Bonn: Bonn: Zwischen Abrissbirne und Aufbruch

Den Verlust an politischer Bedeutung hat Bonn wirtschaftlich gut verkraftet. Die Region steht bestens da. Rund 15 000 neue Stellen sind seit dem Umzug entstanden. Unterm Strich gibt es mehr Arbeitsplätze als durch den Umzug weggefallen sind.

Die Arbeitslosenquote ist so niedrig wie in kaum einer deutschen Großstadt. Kulturell hat die Beethoven-Stadt mit ihrer ambitionierten Bundeskunsthalle ihre Anziehungskraft sogar noch gesteigert.

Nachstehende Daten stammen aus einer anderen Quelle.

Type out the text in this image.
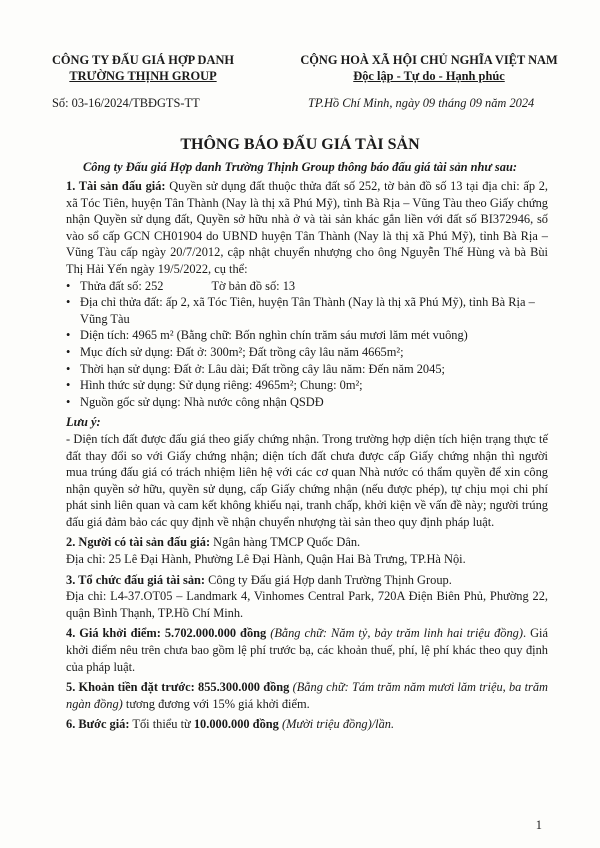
CÔNG TY ĐẤU GIÁ HỢP DANH
TRƯỜNG THỊNH GROUP
CỘNG HOÀ XÃ HỘI CHỦ NGHĨA VIỆT NAM
Độc lập - Tự do - Hạnh phúc
Số: 03-16/2024/TBĐGTS-TT	TP.Hồ Chí Minh, ngày 09 tháng 09 năm 2024
THÔNG BÁO ĐẤU GIÁ TÀI SẢN
Công ty Đấu giá Hợp danh Trường Thịnh Group thông báo đấu giá tài sản như sau:

1. Tài sản đấu giá: Quyền sử dụng đất thuộc thửa đất số 252, tờ bản đồ số 13 tại địa chỉ: ấp 2, xã Tóc Tiên, huyện Tân Thành (Nay là thị xã Phú Mỹ), tỉnh Bà Rịa – Vũng Tàu theo Giấy chứng nhận Quyền sử dụng đất, Quyền sở hữu nhà ở và tài sản khác gắn liền với đất số BI372946, số vào sổ cấp GCN CH01904 do UBND huyện Tân Thành (Nay là thị xã Phú Mỹ), tỉnh Bà Rịa – Vũng Tàu cấp ngày 20/7/2012, cập nhật chuyển nhượng cho ông Nguyễn Thế Hùng và bà Bùi Thị Hải Yến ngày 19/5/2022, cụ thể:

• Thửa đất số: 252	Tờ bản đồ số: 13
• Địa chỉ thửa đất: ấp 2, xã Tóc Tiên, huyện Tân Thành (Nay là thị xã Phú Mỹ), tỉnh Bà Rịa – Vũng Tàu
• Diện tích: 4965 m² (Bằng chữ: Bốn nghìn chín trăm sáu mươi lăm mét vuông)
• Mục đích sử dụng: Đất ở: 300m²; Đất trồng cây lâu năm 4665m²;
• Thời hạn sử dụng: Đất ở: Lâu dài; Đất trồng cây lâu năm: Đến năm 2045;
• Hình thức sử dụng: Sử dụng riêng: 4965m²; Chung: 0m²;
• Nguồn gốc sử dụng: Nhà nước công nhận QSDĐ

Lưu ý:

- Diện tích đất được đấu giá theo giấy chứng nhận. Trong trường hợp diện tích hiện trạng thực tế đất thay đổi so với Giấy chứng nhận; diện tích đất chưa được cấp Giấy chứng nhận thì người mua trúng đấu giá có trách nhiệm liên hệ với các cơ quan Nhà nước có thẩm quyền để xin công nhận quyền sở hữu, quyền sử dụng, cấp Giấy chứng nhận (nếu được phép), tự chịu mọi chi phí phát sinh liên quan và cam kết không khiếu nại, tranh chấp, khởi kiện về vấn đề này; người trúng đấu giá đảm bảo các quy định về nhận chuyển nhượng tài sản theo quy định pháp luật.

2. Người có tài sản đấu giá: Ngân hàng TMCP Quốc Dân.

Địa chỉ: 25 Lê Đại Hành, Phường Lê Đại Hành, Quận Hai Bà Trưng, TP.Hà Nội.

3. Tổ chức đấu giá tài sản: Công ty Đấu giá Hợp danh Trường Thịnh Group.

Địa chỉ: L4-37.OT05 – Landmark 4, Vinhomes Central Park, 720A Điện Biên Phủ, Phường 22, quận Bình Thạnh, TP.Hồ Chí Minh.

4. Giá khởi điểm: 5.702.000.000 đồng (Bằng chữ: Năm tỷ, bảy trăm linh hai triệu đồng). Giá khởi điểm nêu trên chưa bao gồm lệ phí trước bạ, các khoản thuế, phí, lệ phí khác theo quy định của pháp luật.

5. Khoản tiền đặt trước: 855.300.000 đồng (Bằng chữ: Tám trăm năm mươi lăm triệu, ba trăm ngàn đồng) tương đương với 15% giá khởi điểm.

6. Bước giá: Tối thiểu từ 10.000.000 đồng (Mười triệu đồng)/lần.

1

Bei ihm haben sie eine heiße Bockwurst gegessen und Eis gekauft. Joschka Fischer klemmte sich nach dem Joggen einen Stapel Zeitungen unter den Arm. Alles vorbei. Die Aura der Macht liegt in Bonn nicht mehr in der Luft.

Wie ein museales Relikt steht der berühmte Kiosk an der Ecke Dahlmann-/Göresstraße gleich vor dem alten Kanzleramt heute verlassen da. Viel Kundschaft kommt nicht.

„Das Geschäft geht mäßig, leben kann ich davon zur Zeit nicht”, sagt Jürgen Rausch. „Aber es werden auch wieder bessere Zeiten kommen”, ist sich der 42-jährige Kioskbesitzer sicher.

Und er deutet die Göresstraße hinunter. „Von dort wird das Viertel schon bald wieder aufleben.”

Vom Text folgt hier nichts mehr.